Whether you’ve been at the Laboratory Schools since nursery or high school, you’ll most likely be familiar with the strong emphasis on independence. Even though students of all ages are receiving an advanced education, how they use their free time plays an important role in how they perform in school, and the pressure to decide that on one’s own can be overwhelming.
Throughout the year, students are tasked with managing their schedules and have to decide how to use their free time, whether working or socializing. Some use their free periods to attend their teachers’ office hours, while others prefer to wind down by playing video games and chatting with friends.
High School math teacher Joseph Scroll has been teaching at Lab for 17 years, and like the other faculty in the math department, encourages students to seek assistance outside of class.
Mr. Scroll: “What we try to do is that, you know, we’ve tried to make lots of resources available at school to help students, so that they don’t need any outside resources. The fact is a lot of those resources don’t get used as much as we would like.”
One of those resources include the recently added extra help program, where math teachers hold open office hours during lab periods, free periods or lunch. There, students receive math help from their teachers and peers alike.

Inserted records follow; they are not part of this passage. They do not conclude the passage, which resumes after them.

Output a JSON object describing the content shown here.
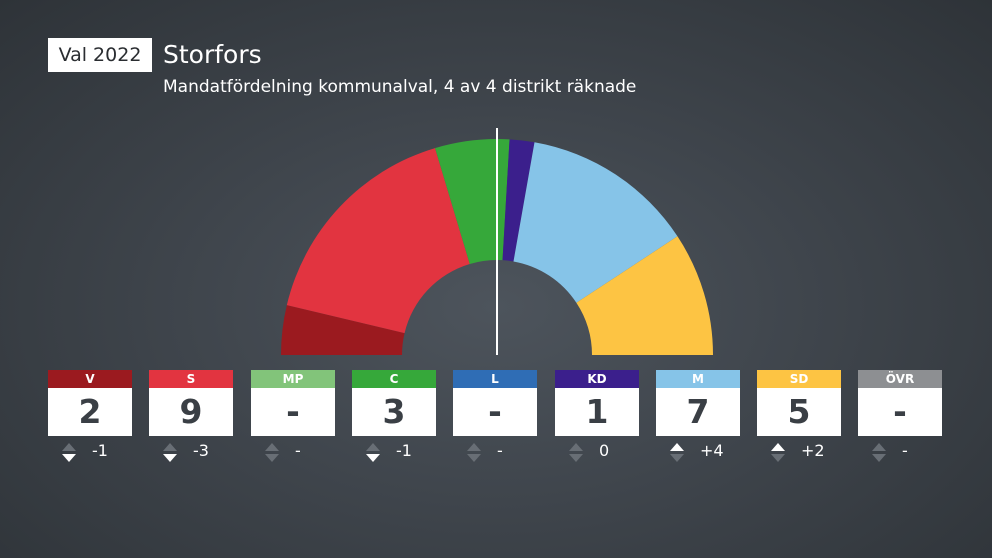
{
  "header": {
    "badge": "Val 2022",
    "title": "Storfors",
    "subtitle": "Mandatfördelning kommunalval, 4 av 4 distrikt räknade"
  },
  "chart_data": {
    "type": "hemicycle",
    "total_seats": 27,
    "parties": [
      {
        "code": "V",
        "seats": 2,
        "seats_label": "2",
        "change": -1,
        "change_label": "-1",
        "color": "#9b1a1f"
      },
      {
        "code": "S",
        "seats": 9,
        "seats_label": "9",
        "change": -3,
        "change_label": "-3",
        "color": "#e23440"
      },
      {
        "code": "MP",
        "seats": 0,
        "seats_label": "-",
        "change": null,
        "change_label": "-",
        "color": "#82c47a"
      },
      {
        "code": "C",
        "seats": 3,
        "seats_label": "3",
        "change": -1,
        "change_label": "-1",
        "color": "#36a83a"
      },
      {
        "code": "L",
        "seats": 0,
        "seats_label": "-",
        "change": null,
        "change_label": "-",
        "color": "#2f6db5"
      },
      {
        "code": "KD",
        "seats": 1,
        "seats_label": "1",
        "change": 0,
        "change_label": "0",
        "color": "#3b1f8c"
      },
      {
        "code": "M",
        "seats": 7,
        "seats_label": "7",
        "change": 4,
        "change_label": "+4",
        "color": "#86c4e8"
      },
      {
        "code": "SD",
        "seats": 5,
        "seats_label": "5",
        "change": 2,
        "change_label": "+2",
        "color": "#fdc443"
      },
      {
        "code": "ÖVR",
        "seats": 0,
        "seats_label": "-",
        "change": null,
        "change_label": "-",
        "color": "#8d8f92"
      }
    ]
  }
}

[Chatter of students in a math help session]
Students are given free time during the lab periods on non-co-curricular weeks, and many have at least one free period during the school day. Yet, the extra math help program isn’t attended as much as the math department expected.
Mr. Scroll: “Oftentimes when I’m walking the hall, I do see lots of students that have free time that have trouble managing it. I also understand that a lot of times when students have free time, they need time to unwind and relax. They wanna, you know, enjoy the social parts of school.”
Junior Ilana LaCroix-Birdthistle, a Lab “lifer,” feels Lab’s expectations are reasonable, but says those expectations have been instilled in her since she was in preschool.
Ilana LaCroix-Birdthistle: “I definitely think when we’re in middle school or younger, it’s very hard to get yourself to wanna do that, and I think that’s kind of an area where teachers should be reaching out more to you.”
Even now, stress about her future, combined with the large workload from her classes, can make it hard to motivate herself to reach out to teachers on her own. While the work she does in school is preparing her well for college and beyond, the pressure to stay on top of everything has been present all her life.
Ilana LaCroix-Birdthistle: “The conversation surrounding college has been something that I probably wouldn’t experience at a different school just, like, from such a young age. I think the working for college has only really started maybe last year or this year, but I think before that, there’s always this kind of, like, stress surrounding college that I was aware of from a pretty young age.”
Unlike Ilana, Junior Zlata Galenko moved to the United States from Russia as a ninth grader and started as a sophomore at Lab in 2023. Compared to her old schools, she feels Lab has a strong support system, but that the workload and academic expectations are too high. She wishes there was more time to explore each topic in-depth, which could eliminate the need for students to seek extra help outside of class entirely.
Zlata Galenko: “It sets a standard that is not met, and cannot be met, because of how the material and the lessons is shown. Like, for example, we have a lot of stuff in our programs — in our math program, in the chemistry program, science programs — that physically cannot be, like, grasped in one year. You can go over it, but it won’t be deep learning. You won’t, like, remember a lot of stuff.”
“Reporting for the U-High Midway, this is Skye Freeman.”